I suggest directly disabling NUMA on x86 and creating just one TiKV.

translator_bot · June 21, 2024, 2:31am

| username: yulei7633 | Original post link

My setting is 64G. I am using it in a mixed environment, and there is also TiFlash on it. I use NUMA to isolate the CPU and memory.

translator_bot · June 21, 2024, 2:31am

| username: yulei7633 | Original post link

Resources are insufficient. With this configuration, adding two or three more machines would require an additional budget of several million.

translator_bot · June 21, 2024, 2:31am

| username: TiDBer_jYQINSnf | Original post link

At least 2 more machines are needed.
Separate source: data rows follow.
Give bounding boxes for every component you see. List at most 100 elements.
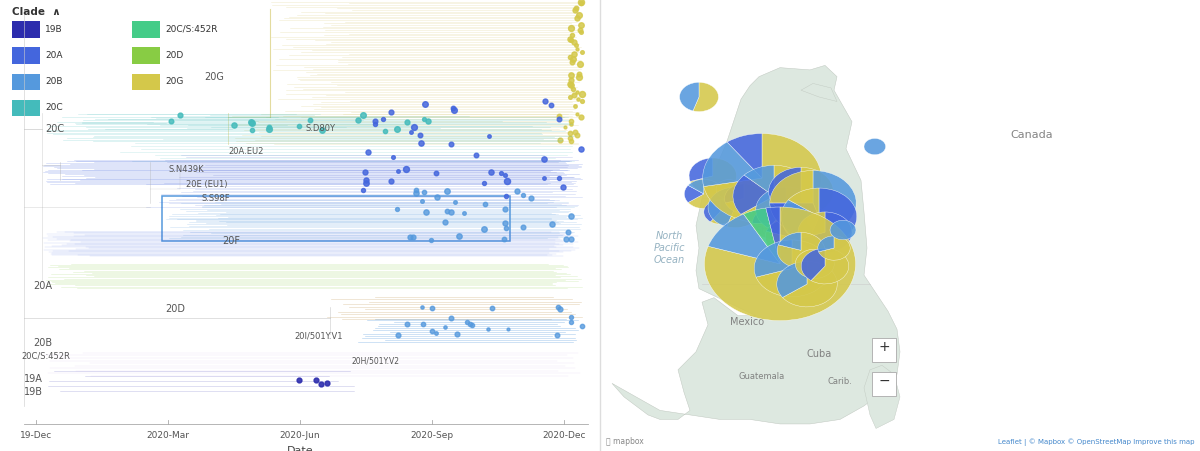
Wedge shape <box>779 202 811 226</box>
Wedge shape <box>708 187 734 227</box>
Text: 2020-Sep: 2020-Sep <box>410 431 454 440</box>
Wedge shape <box>703 142 762 187</box>
Text: 19B: 19B <box>46 25 62 34</box>
Text: 20D: 20D <box>166 51 184 60</box>
Text: S.D80Y: S.D80Y <box>306 124 336 133</box>
Text: −: − <box>878 374 890 388</box>
Text: Clade  ∧: Clade ∧ <box>12 7 61 17</box>
Text: Date: Date <box>287 446 313 451</box>
Wedge shape <box>704 207 856 321</box>
Wedge shape <box>788 188 818 216</box>
Polygon shape <box>864 365 900 428</box>
Wedge shape <box>690 158 737 194</box>
Wedge shape <box>799 212 852 253</box>
Wedge shape <box>756 240 829 297</box>
Wedge shape <box>830 220 856 240</box>
Wedge shape <box>689 158 713 181</box>
Wedge shape <box>716 179 742 199</box>
Text: 20A: 20A <box>34 281 52 291</box>
Text: United
States: United States <box>755 215 787 236</box>
Wedge shape <box>769 167 802 216</box>
Wedge shape <box>703 133 821 223</box>
Wedge shape <box>798 212 826 239</box>
Wedge shape <box>756 187 786 228</box>
Text: Cuba: Cuba <box>806 349 832 359</box>
Wedge shape <box>726 184 763 213</box>
Text: +: + <box>878 340 890 354</box>
Text: S.S98F: S.S98F <box>202 194 229 203</box>
FancyBboxPatch shape <box>12 21 40 38</box>
Wedge shape <box>808 188 857 245</box>
Wedge shape <box>688 179 703 194</box>
Wedge shape <box>710 200 736 224</box>
Text: 20A: 20A <box>46 51 62 60</box>
Text: Mexico: Mexico <box>730 318 764 327</box>
FancyBboxPatch shape <box>132 21 160 38</box>
Wedge shape <box>692 83 719 111</box>
Wedge shape <box>740 166 815 227</box>
Wedge shape <box>708 214 780 264</box>
Text: 2020-Mar: 2020-Mar <box>146 431 190 440</box>
Wedge shape <box>802 167 833 216</box>
Text: 20C: 20C <box>46 124 64 133</box>
Wedge shape <box>864 138 886 155</box>
Text: 19A: 19A <box>24 374 43 384</box>
Wedge shape <box>752 207 774 223</box>
FancyBboxPatch shape <box>12 47 40 64</box>
Wedge shape <box>704 200 720 222</box>
Text: 2020-Jun: 2020-Jun <box>280 431 320 440</box>
Wedge shape <box>802 248 826 281</box>
Text: 20C: 20C <box>46 103 62 112</box>
Text: Canada: Canada <box>1010 130 1054 140</box>
Wedge shape <box>684 185 703 202</box>
Text: Guatemala: Guatemala <box>739 372 785 381</box>
Wedge shape <box>767 219 790 237</box>
Wedge shape <box>796 249 834 278</box>
Text: 20H/501Y.V2: 20H/501Y.V2 <box>352 356 398 365</box>
Wedge shape <box>766 207 780 264</box>
Text: 19-Dec: 19-Dec <box>20 431 52 440</box>
Text: 20C/S:452R: 20C/S:452R <box>22 352 70 361</box>
FancyBboxPatch shape <box>132 47 160 64</box>
Wedge shape <box>770 170 814 203</box>
Wedge shape <box>784 205 821 241</box>
Text: 20E (EU1): 20E (EU1) <box>186 179 228 189</box>
Wedge shape <box>818 236 850 260</box>
Wedge shape <box>811 248 848 284</box>
Wedge shape <box>782 262 838 307</box>
Wedge shape <box>725 184 744 203</box>
Text: 20I/501Y.V1: 20I/501Y.V1 <box>294 331 342 341</box>
Wedge shape <box>727 133 762 178</box>
Text: Carib.: Carib. <box>828 377 852 386</box>
Text: 2020-Dec: 2020-Dec <box>542 431 586 440</box>
Wedge shape <box>733 175 774 214</box>
FancyBboxPatch shape <box>132 74 160 90</box>
Text: 19B: 19B <box>24 387 43 397</box>
Text: S.N439K: S.N439K <box>168 165 204 174</box>
Wedge shape <box>727 187 762 228</box>
Wedge shape <box>818 236 834 252</box>
Text: 20G: 20G <box>204 72 224 82</box>
Text: 20B: 20B <box>46 77 62 86</box>
FancyBboxPatch shape <box>872 338 896 362</box>
FancyBboxPatch shape <box>12 74 40 90</box>
Wedge shape <box>770 203 827 235</box>
Wedge shape <box>778 232 824 268</box>
Wedge shape <box>744 166 774 196</box>
Text: Ⓜ mapbox: Ⓜ mapbox <box>606 437 643 446</box>
Text: Leaflet | © Mapbox © OpenStreetMap Improve this map: Leaflet | © Mapbox © OpenStreetMap Impro… <box>997 439 1194 446</box>
Wedge shape <box>679 83 698 111</box>
Text: 20D: 20D <box>166 304 185 314</box>
Text: 20G: 20G <box>166 77 184 86</box>
Wedge shape <box>814 170 856 234</box>
Wedge shape <box>752 207 796 239</box>
Polygon shape <box>802 83 838 101</box>
Text: 20F: 20F <box>222 236 240 246</box>
Wedge shape <box>688 179 724 208</box>
Wedge shape <box>808 205 830 238</box>
Wedge shape <box>781 200 818 244</box>
Text: 20C/S:452R: 20C/S:452R <box>166 25 217 34</box>
Text: 20A.EU2: 20A.EU2 <box>228 147 263 156</box>
FancyBboxPatch shape <box>12 100 40 116</box>
Wedge shape <box>779 232 802 250</box>
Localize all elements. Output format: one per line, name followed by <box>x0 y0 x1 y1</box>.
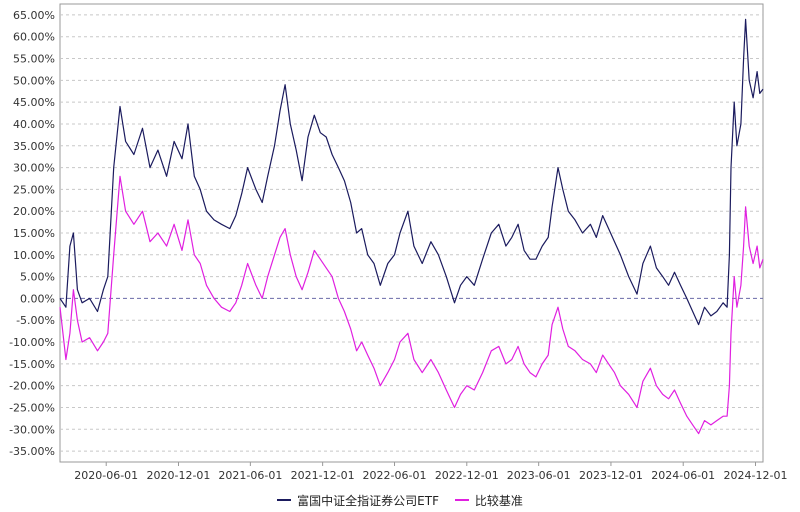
y-tick-label: 55.00% <box>13 53 55 66</box>
x-axis-ticks: 2020-06-01 2020-12-01 2021-06-01 2021-12-01… <box>74 462 787 482</box>
x-tick-label: 2022-12-01 <box>435 469 499 482</box>
y-tick-label: 5.00% <box>20 271 55 284</box>
y-tick-label: 20.00% <box>13 205 55 218</box>
y-tick-label: -15.00% <box>9 358 55 371</box>
y-tick-label: 60.00% <box>13 31 55 44</box>
x-tick-label: 2023-06-01 <box>507 469 571 482</box>
x-tick-label: 2021-12-01 <box>291 469 355 482</box>
y-tick-label: -10.00% <box>9 336 55 349</box>
legend-item-etf: 富国中证全指证券公司ETF <box>277 492 439 509</box>
series-line-etf <box>59 18 764 326</box>
x-tick-label: 2024-06-01 <box>651 469 715 482</box>
y-tick-label: 40.00% <box>13 118 55 131</box>
series-lines <box>59 18 764 435</box>
legend-swatch-etf <box>277 499 292 501</box>
gridlines <box>60 14 763 452</box>
y-tick-label: 65.00% <box>13 9 55 22</box>
y-tick-label: -20.00% <box>9 380 55 393</box>
x-tick-label: 2020-06-01 <box>74 469 138 482</box>
y-tick-label: 35.00% <box>13 140 55 153</box>
y-tick-label: -35.00% <box>9 445 55 458</box>
y-tick-label: 30.00% <box>13 162 55 175</box>
y-tick-label: 10.00% <box>13 249 55 262</box>
x-tick-label: 2022-06-01 <box>363 469 427 482</box>
y-tick-label: -30.00% <box>9 423 55 436</box>
legend: 富国中证全指证券公司ETF 比较基准 <box>0 490 800 509</box>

Otherwise, putting 3 replicas on one TiKV would be very risky.

translator_bot · June 21, 2024, 2:31am

| username: TiDBer_vC2lhR9G | Original post link

I originally wanted to buy this 12c 96G single disk, but I was worried that the CPU might not even reach 16C, which could be a bottleneck.

translator_bot · June 21, 2024, 2:31am

| username: TiDBer_vC2lhR9G | Original post link

This is not expensive; it’s half the original price on the cloud.

translator_bot · June 21, 2024, 2:31am

| username: TIDB-Learner | Original post link

Great post, very practical and useful. Wizards, cast your spells…

translator_bot · June 21, 2024, 2:31am

| username: TiDBer_vC2lhR9G | Original post link

If isolating by nodes, would it be better to directly use 12C 96G with a single 3.5T disk? Previously, I considered 48 CPU, 384G memory, and 4 x 3.5T disks, thinking that shared usage of CPU and memory might be slightly better than splitting into 12C 96G with a single 3.5T disk.

translator_bot · June 21, 2024, 2:31am

| username: 连连看db | Original post link

Can the project revenue cover this cost? If not, it will be a loss.